Ho fatto accesso ieri mattina al sito dedicato al buono mobilità alle 9:00 in punto per capire se questa volta, dopo i numerosi episodi di disservizio digitale che si erano verificati negli ultimi mesi, si fosse riusciti a far tesoro dell’esperienza.

Speranza delusa: questo ne è il fedele resoconto

Il sito risponde lentamente e visualizza solo un testo che spiega che la distribuzione dei posti in coda avverrà a partire dalle 9:30.

Quando si fa la coda di persona in un qualunque posto, tutti sono in grado di “vedere” fisicamente la situazione della coda stessa, capire in che posto si è, magari decidere che non vale la pena attendere. Nel mondo digitale non abbiamo organi di senso che ci forniscono queste informazioni in modo nativo e, nonostante quarant’anni di ricerca e di esperienza nel settore della “interazione uomo-computer” ancora si continuano a realizzare sistemi digitali che non danno visibilità all’utente sullo stato del sistema digitale. Il feedback, come dicono gli anglofoni, è assente, ma a nessuno di quelli che ci raccontano che la “trasformazione digitale” è meravigliosa sembra importare alcunché.

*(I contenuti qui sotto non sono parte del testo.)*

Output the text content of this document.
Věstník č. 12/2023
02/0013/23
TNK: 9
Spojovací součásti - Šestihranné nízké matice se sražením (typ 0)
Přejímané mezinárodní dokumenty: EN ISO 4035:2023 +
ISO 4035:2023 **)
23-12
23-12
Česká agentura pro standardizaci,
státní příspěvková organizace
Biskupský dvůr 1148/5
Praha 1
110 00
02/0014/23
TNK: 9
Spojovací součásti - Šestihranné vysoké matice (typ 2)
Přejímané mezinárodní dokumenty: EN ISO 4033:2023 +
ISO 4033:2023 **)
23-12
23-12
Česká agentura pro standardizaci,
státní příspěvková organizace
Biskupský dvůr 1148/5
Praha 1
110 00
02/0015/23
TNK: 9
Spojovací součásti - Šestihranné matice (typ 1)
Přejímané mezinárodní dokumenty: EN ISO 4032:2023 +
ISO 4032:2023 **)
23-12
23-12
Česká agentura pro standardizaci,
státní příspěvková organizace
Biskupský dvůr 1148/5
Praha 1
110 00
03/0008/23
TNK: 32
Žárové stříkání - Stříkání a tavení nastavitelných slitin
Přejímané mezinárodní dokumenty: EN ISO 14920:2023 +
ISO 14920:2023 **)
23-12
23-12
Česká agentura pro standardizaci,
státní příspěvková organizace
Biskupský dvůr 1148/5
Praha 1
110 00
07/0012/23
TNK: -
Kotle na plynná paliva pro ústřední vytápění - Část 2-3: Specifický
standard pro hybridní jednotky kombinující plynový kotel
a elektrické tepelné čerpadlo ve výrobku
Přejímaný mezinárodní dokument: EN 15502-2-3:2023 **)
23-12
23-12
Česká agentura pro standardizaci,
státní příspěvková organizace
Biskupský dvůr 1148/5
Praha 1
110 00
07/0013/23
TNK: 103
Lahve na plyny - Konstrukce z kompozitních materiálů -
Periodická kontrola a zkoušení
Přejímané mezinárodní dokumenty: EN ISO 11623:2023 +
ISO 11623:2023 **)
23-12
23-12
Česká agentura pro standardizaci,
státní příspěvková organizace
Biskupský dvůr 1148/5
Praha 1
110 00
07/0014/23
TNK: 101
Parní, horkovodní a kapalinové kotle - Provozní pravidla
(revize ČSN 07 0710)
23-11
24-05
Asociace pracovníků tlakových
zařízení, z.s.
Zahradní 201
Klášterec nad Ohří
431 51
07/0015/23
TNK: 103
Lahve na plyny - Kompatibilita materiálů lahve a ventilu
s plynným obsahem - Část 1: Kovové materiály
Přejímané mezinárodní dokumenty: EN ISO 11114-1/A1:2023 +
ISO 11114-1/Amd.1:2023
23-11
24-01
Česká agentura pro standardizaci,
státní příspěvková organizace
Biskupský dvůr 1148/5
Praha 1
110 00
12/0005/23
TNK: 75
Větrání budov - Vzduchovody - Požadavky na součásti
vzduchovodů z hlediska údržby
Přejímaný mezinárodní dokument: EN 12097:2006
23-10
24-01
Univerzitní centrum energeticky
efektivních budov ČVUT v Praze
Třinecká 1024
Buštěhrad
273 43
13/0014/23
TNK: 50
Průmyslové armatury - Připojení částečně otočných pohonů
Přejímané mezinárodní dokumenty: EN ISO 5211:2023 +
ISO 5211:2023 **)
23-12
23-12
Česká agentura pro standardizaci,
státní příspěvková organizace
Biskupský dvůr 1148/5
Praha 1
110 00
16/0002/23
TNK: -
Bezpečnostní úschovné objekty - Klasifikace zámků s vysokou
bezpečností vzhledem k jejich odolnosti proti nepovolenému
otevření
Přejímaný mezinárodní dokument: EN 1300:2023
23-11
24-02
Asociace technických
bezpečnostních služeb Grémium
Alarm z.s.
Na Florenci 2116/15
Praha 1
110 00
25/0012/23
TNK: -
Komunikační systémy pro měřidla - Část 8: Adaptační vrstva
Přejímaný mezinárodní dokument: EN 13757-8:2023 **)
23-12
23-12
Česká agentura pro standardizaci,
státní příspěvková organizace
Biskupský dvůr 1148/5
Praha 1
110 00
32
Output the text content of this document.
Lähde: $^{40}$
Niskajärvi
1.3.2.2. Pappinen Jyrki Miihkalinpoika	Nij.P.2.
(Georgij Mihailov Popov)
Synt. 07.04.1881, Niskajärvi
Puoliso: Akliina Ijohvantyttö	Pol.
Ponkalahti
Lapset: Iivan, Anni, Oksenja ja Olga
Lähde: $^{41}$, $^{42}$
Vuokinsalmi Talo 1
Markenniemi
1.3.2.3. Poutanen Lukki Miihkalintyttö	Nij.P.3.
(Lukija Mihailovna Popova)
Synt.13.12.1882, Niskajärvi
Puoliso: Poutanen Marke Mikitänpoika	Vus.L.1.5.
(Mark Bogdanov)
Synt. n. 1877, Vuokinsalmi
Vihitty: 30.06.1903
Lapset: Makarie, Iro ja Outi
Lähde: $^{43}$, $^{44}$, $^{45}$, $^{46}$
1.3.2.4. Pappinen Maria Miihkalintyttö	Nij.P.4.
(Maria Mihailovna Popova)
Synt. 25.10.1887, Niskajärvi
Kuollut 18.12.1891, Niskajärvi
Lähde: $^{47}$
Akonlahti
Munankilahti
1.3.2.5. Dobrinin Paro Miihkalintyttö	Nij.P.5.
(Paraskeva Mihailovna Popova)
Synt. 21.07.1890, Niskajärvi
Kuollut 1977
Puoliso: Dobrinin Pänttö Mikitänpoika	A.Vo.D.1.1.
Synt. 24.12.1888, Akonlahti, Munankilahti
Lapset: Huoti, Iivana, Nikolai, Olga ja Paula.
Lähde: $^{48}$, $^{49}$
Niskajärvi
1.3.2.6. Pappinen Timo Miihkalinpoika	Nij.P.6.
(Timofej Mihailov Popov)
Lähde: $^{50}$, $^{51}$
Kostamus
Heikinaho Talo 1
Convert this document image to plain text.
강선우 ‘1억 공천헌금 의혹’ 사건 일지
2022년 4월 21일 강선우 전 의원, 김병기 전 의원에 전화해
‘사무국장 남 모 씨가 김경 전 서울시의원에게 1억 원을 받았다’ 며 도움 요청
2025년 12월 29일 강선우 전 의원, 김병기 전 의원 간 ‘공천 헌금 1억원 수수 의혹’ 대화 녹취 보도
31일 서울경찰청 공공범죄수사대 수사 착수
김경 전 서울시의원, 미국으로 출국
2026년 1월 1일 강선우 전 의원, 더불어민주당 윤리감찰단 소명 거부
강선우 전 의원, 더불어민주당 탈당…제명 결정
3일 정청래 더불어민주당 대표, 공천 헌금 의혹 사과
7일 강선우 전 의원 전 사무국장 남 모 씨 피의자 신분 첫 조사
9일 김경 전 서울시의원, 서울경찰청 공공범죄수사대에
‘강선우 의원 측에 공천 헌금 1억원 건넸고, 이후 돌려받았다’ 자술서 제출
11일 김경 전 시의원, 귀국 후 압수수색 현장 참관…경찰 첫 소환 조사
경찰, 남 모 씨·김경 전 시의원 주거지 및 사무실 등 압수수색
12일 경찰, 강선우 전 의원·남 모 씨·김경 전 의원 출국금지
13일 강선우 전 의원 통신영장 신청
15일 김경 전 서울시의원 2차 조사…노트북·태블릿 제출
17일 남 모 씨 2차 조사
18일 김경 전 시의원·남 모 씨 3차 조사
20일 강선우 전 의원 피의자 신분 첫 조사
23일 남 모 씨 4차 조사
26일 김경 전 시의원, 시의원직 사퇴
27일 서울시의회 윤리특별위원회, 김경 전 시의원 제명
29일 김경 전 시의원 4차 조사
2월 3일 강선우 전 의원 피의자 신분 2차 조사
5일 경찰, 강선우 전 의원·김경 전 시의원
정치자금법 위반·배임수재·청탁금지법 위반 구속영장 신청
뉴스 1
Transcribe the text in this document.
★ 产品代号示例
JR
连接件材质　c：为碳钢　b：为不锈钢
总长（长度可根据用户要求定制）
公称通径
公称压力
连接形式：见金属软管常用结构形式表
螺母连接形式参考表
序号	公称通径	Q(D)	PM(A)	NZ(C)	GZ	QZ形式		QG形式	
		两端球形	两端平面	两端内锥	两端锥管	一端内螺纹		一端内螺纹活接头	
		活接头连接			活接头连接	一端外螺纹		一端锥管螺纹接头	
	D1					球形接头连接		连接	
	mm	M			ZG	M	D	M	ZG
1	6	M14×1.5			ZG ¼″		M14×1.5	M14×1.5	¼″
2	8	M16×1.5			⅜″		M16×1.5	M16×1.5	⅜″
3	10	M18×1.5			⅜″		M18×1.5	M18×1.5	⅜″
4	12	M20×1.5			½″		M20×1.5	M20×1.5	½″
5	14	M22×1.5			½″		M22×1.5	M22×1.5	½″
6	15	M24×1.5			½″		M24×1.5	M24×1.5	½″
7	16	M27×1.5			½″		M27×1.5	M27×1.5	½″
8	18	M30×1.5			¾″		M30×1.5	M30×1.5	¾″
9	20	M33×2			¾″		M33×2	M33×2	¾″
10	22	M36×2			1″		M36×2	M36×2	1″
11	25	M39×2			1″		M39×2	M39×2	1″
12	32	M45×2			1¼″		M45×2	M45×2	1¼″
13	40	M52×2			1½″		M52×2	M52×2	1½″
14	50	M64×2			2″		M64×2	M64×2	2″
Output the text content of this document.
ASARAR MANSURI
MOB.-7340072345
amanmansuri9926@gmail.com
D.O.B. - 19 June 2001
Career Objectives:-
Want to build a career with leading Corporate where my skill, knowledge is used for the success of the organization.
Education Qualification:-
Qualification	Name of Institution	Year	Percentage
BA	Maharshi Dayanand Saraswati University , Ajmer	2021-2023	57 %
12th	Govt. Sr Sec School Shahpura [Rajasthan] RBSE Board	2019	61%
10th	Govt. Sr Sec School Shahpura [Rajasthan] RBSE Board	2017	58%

Buono mobilità: le problematiche

Un po’ prima delle 9:30 appare la domanda che chiede se si ha lo SPID. Risposta positiva, poi si inserisce il comune di residenza. A questo punto una scritta rossa, quindi di allerta, distrae un po’, perché intima di avere con sé la ricevuta dell’acquisto, ma il sito dovrebbe servire anche a chi non ha ancora acquistato niente… Passato lo smarrimento, ci si arrischia a cliccare comunque su “Accedi” solo per essere rimandati alla casella di partenza: sei in possesso dello SPID? Momento di straniamento, uno pensa “forse ho saltato un passaggio” e ricomincia. Al terzo giro è chiaro che non hai saltato niente. Allora si clicca sull’altro pulsante disponibile “area esercenti”. Qui c’è un messaggio di benvenuto nella coda degli esercenti che vogliono aderire come fornitori all’iniziativa.

Sono circa 30mila, ma secondo me la stragrande maggioranza di questi di questi sono semplicemente utenti che stanno cercando di capirci qualcosa. Rimango lì e apro un altro browser per un altro tentativo.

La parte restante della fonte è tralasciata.